Tout va bien au parc Anacostia

En pleine pandémie, l’esprit de communauté demeure bien vivant dans un des espaces publics essentiels de la capitale américaine.

Texte & photos—Tom Sandner

C’était un après-midi d’aout comme on en voit souvent à Washington.: une journée ensoleillée, chaude et humide où la température ambiante devait atteindre les 32 °C. Au printemps, j’avais quitté le Colorado pour venir m’installer dans le District de Columbia avec ma femme, et c’était notre première visite au parc Anacostia ce jour-là. Le confinement dans notre appartement durant la pandémie m’avait fait oublier à quel point la chaleur pouvait être accablante un après-midi d’été dans les États du centre du littoral de l’Atlantique. Mais ça ne m’a pas empêché de parcourir le sentier longeant la rivière Anacostia, bordée par de grandes plaines verdoyantes. J’observais les herbes hautes se balancer doucement au gré du vent en tentant d’identifier le plus d’oiseaux possible; je peux dire avec certitude que j’ai vu des canards, des oies, et — je crois — un héron.
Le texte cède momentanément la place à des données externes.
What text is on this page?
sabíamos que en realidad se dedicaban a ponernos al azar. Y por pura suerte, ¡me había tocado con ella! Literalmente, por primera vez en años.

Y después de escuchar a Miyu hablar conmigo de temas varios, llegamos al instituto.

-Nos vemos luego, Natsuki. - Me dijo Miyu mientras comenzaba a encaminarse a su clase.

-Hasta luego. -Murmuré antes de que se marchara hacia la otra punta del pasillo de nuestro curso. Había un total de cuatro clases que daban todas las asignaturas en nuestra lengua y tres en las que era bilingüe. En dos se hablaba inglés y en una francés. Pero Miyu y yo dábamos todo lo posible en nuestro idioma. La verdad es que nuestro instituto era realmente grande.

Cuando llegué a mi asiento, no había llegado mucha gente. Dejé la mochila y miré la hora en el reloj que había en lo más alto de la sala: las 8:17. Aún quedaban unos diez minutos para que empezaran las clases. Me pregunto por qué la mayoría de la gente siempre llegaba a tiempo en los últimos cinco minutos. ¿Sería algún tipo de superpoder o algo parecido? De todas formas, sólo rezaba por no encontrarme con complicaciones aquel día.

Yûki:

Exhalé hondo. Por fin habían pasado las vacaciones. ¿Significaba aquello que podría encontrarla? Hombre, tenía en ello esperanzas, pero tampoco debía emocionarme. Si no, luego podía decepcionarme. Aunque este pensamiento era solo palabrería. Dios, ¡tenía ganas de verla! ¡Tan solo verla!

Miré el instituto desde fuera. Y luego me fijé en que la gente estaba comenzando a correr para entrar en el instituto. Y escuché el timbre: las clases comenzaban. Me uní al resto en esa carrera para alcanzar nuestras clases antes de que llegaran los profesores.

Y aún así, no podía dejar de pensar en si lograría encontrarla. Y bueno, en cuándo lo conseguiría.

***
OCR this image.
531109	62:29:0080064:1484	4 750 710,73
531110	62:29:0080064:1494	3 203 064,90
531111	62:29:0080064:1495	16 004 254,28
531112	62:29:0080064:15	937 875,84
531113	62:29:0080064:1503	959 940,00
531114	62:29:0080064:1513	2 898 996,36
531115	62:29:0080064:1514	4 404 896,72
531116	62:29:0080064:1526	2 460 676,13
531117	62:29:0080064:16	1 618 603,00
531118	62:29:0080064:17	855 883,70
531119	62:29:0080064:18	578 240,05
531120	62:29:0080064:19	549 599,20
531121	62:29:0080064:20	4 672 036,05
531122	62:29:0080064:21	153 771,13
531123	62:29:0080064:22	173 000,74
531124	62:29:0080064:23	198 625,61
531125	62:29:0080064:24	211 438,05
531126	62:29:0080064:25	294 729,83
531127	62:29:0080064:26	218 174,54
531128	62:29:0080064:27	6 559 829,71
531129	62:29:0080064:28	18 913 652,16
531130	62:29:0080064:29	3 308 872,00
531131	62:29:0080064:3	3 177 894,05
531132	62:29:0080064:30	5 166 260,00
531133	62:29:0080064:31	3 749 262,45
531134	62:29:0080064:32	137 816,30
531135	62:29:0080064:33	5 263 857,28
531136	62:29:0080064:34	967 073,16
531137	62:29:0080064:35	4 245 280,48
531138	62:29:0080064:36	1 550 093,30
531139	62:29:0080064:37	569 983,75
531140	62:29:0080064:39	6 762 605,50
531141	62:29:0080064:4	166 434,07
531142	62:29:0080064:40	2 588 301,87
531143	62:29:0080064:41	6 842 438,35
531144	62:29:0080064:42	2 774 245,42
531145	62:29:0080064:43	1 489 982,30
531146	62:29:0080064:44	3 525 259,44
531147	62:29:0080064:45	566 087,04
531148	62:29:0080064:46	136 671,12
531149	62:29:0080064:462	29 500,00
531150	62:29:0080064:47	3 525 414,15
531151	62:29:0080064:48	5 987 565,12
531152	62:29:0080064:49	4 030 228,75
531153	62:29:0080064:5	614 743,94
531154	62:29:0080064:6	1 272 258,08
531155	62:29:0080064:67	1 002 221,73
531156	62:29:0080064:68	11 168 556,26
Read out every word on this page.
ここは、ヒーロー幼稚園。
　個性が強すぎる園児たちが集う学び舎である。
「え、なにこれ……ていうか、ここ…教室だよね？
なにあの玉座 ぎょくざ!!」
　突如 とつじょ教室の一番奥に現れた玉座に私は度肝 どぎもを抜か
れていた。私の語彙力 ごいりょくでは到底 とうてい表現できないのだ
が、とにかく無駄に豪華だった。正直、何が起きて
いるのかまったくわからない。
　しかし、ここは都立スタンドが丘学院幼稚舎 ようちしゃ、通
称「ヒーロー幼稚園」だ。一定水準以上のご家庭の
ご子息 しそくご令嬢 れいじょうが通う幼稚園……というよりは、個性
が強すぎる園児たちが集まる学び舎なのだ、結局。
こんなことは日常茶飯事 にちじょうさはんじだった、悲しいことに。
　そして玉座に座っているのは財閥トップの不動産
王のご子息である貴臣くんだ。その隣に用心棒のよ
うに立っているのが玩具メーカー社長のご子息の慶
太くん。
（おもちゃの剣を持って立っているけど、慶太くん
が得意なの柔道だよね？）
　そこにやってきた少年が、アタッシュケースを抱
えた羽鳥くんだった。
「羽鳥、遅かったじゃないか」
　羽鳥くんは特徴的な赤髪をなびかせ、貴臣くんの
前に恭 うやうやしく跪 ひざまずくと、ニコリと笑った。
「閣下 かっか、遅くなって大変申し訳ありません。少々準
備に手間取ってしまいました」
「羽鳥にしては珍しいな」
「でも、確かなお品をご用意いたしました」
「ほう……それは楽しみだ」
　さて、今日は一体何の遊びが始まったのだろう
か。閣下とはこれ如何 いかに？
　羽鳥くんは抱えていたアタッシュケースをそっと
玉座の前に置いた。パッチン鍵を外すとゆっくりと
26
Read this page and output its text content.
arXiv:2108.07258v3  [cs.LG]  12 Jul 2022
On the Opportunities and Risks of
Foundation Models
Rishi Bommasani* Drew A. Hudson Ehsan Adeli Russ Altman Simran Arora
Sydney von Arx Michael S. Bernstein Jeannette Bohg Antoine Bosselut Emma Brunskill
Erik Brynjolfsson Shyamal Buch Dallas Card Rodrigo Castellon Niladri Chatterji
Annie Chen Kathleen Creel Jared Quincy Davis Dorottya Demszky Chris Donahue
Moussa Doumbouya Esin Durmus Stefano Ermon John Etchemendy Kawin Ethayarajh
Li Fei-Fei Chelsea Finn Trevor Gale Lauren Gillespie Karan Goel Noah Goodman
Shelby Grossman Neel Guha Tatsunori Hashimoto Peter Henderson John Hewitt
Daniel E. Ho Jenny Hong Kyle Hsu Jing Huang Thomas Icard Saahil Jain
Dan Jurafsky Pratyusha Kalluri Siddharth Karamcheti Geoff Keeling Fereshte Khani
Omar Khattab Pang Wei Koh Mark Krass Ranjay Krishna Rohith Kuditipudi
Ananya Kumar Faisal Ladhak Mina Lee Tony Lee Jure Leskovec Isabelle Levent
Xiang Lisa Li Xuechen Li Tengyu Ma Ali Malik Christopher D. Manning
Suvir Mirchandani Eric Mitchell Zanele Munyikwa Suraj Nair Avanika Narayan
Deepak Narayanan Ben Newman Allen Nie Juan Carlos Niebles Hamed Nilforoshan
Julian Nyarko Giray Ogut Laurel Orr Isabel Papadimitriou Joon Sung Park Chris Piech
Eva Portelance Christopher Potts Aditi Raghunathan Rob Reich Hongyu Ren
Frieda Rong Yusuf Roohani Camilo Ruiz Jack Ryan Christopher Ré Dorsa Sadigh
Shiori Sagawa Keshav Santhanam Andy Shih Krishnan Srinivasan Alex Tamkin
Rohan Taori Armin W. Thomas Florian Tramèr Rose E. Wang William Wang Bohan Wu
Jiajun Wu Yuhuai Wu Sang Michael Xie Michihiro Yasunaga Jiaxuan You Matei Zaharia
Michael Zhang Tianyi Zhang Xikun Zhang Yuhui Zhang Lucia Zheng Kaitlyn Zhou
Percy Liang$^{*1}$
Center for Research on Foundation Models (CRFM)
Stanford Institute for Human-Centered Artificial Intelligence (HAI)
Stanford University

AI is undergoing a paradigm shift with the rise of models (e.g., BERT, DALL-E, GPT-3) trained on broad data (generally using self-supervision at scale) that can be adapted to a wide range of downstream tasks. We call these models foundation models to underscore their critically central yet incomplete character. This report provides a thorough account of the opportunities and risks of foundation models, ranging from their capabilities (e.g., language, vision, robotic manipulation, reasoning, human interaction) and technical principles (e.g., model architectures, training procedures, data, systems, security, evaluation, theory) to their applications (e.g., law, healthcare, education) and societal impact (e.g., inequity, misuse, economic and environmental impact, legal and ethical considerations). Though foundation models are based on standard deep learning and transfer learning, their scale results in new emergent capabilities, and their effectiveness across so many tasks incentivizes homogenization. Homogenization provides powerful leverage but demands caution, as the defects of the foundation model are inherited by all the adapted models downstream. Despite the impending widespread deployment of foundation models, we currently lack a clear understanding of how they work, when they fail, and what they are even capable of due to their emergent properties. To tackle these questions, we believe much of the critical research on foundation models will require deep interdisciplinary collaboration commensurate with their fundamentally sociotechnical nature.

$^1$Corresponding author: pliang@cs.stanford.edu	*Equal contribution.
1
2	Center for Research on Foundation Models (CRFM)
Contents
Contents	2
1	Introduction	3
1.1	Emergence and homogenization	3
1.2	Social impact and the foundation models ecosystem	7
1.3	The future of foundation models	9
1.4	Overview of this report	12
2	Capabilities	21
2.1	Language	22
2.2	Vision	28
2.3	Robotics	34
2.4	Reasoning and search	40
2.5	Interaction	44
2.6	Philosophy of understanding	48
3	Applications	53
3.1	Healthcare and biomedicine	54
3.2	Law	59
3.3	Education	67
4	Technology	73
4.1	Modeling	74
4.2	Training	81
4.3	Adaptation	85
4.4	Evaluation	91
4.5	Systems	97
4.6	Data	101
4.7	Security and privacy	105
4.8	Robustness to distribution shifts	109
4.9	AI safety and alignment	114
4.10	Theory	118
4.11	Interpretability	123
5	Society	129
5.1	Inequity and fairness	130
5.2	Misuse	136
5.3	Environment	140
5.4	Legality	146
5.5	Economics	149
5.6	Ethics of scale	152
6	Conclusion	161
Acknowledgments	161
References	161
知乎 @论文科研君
À l’aube, des bernaches prennent leur envol au-dessus du parc.

La rivière s’écoule du comté du Prince George, au Maryland, jusqu’à Washington, où elle se jette dans le fleuve Potomac. C’est au 20e siècle que le parc a été aménagé.

Le Service des parcs nationaux est responsable du parc depuis 1933. S’étendant sur 1 200 acres, le parc Anacostia est l’une des plus grandes zones récréatives de la capitale américaine.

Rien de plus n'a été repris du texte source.